My more practical view concerning ship wakes. The possible impact of ‚changes in surface albedo‘ (reflected sunlight) by ship wakes measured by SAR is presumably a very minor aspect. A more decisive factor is the change within the water column over the depths affected. A water column of six meters, has a heat capacity double as high as the entire air column above (7-10’000 meters). A change in temperature and salinity structure throughout a wake-water column is most likely not ‘neutralized’ within a short time period, but could last for days or longer. Temperature and salinity is the driver of the sea interior, which includes the changes caused by ship wakes (and wind).
Thanks for clarifying that for me. I see on reading more carefully you wrote that the change in the thermal structure is the important factor.
I have also found interesting 2 of your recent articles and have added them to the earlier post.
Offshore Wind-parks and mild Winters.
Contribution from Ships, Fishery, Wind-parks etc.
25th February, 2015
Click to access k-.pdf
After a moderate March now a cold April? April 4, 2015
Thanks for recognizing the current topic on offshore wind-farms by adding a link to the recent post.
I beg to differ!
If a vessel disturbs a 6 metre water column, the temperature of the sea water, post passing, would quickly equalise with that of the surrounding water. Differences in salinity would cause ‘micro’ currents that would quickly equalise salinity.

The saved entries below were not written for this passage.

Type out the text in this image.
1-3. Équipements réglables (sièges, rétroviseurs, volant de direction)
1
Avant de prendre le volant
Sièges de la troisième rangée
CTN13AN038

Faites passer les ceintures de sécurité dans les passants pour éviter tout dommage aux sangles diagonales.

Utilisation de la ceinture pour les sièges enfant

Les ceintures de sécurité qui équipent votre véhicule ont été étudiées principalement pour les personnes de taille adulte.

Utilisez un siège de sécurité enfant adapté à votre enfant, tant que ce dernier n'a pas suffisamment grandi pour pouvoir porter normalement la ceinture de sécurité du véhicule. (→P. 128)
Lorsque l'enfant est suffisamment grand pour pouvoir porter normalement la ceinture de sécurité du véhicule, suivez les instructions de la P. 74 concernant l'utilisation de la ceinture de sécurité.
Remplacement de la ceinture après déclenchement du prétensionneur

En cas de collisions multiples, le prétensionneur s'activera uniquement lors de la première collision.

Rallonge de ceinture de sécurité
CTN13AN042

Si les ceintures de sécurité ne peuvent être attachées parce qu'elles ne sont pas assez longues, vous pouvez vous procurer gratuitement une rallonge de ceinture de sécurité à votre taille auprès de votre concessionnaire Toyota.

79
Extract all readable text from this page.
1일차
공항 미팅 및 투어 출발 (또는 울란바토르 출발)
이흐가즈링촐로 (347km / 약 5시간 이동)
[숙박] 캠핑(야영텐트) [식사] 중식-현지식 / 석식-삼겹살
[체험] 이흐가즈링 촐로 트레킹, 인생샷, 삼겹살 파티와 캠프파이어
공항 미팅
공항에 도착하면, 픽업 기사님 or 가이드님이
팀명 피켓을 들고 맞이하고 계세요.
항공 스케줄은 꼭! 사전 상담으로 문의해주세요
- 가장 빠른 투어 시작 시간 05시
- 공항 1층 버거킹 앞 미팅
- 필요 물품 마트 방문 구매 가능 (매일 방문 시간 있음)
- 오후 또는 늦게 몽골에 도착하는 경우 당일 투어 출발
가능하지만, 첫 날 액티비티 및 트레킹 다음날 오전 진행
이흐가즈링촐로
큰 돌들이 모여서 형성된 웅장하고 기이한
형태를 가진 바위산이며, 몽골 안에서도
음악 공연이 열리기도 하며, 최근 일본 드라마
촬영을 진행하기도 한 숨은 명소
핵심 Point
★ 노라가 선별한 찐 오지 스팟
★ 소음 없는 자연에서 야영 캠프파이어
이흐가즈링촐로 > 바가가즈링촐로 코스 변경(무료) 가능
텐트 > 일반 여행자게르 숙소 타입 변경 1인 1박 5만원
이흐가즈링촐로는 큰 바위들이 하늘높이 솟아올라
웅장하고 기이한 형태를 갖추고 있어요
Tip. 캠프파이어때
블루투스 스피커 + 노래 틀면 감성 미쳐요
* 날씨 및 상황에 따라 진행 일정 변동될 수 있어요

A quick test would be to construct a 1x1x1 metre tank full of water, salt or fresh. Place a 1kW water heater at the bottom of the tank central between the 4 sides.
Place pt100 temperature sensors in various locations with in the water.
Power the heater for 5 minutes and monitor the sensors.
I am confident that the water within the tank will rise in temperature, the temperature nearest and above the heater will rise first and fastest, the sensors furthest away will record a slower rise.
Depending upon the amount of insulation attached to the surface of the tank, the final temperature should reach its theoretical value dependant upon energy input and insulation.
Of course there will be a thermal gradient as the warmer water will always rise above the cooler water.
Moving to the ships wake: the sea surface and air will be at different temperatures ensuring a regular movement of energy. Evaporation will be taking place. Due to this, the sea water column will be in turmoil, with energy flowing into the water or out of the water. Along comes our ships wake, creating massive disturbance. Post ship, the original ‘regulating activity’ will reassert itself, reproducing close to the original conditions, I would imagine quite quickly.
Do you think the process you describe results in additional release of heat away from the ocean into the air? As you say, afterwards thermal equilibrium returns since any loss is small relative to the ocean’s heat capacity.
Here is an in-the –field image about heat intake/flux at LandsNorra (south of Stockholm) at a depth of 1 meter during one week in early April that requires calm weather conditions, an interval between day and night of about 12 hours, non or “neutral” current and no ships crossing the scene: http://climate-ocean.com/2013/b/9_4_13b.jpg , from: http://climate-ocean.com/2013/9_4.html
From comment above
It was impressive in the Edson study referenced at the top of this post that light winds produced net heat loss of 100 W/m2, and the winds were able to lower the SST in that patch of ocean by 1C in about a week.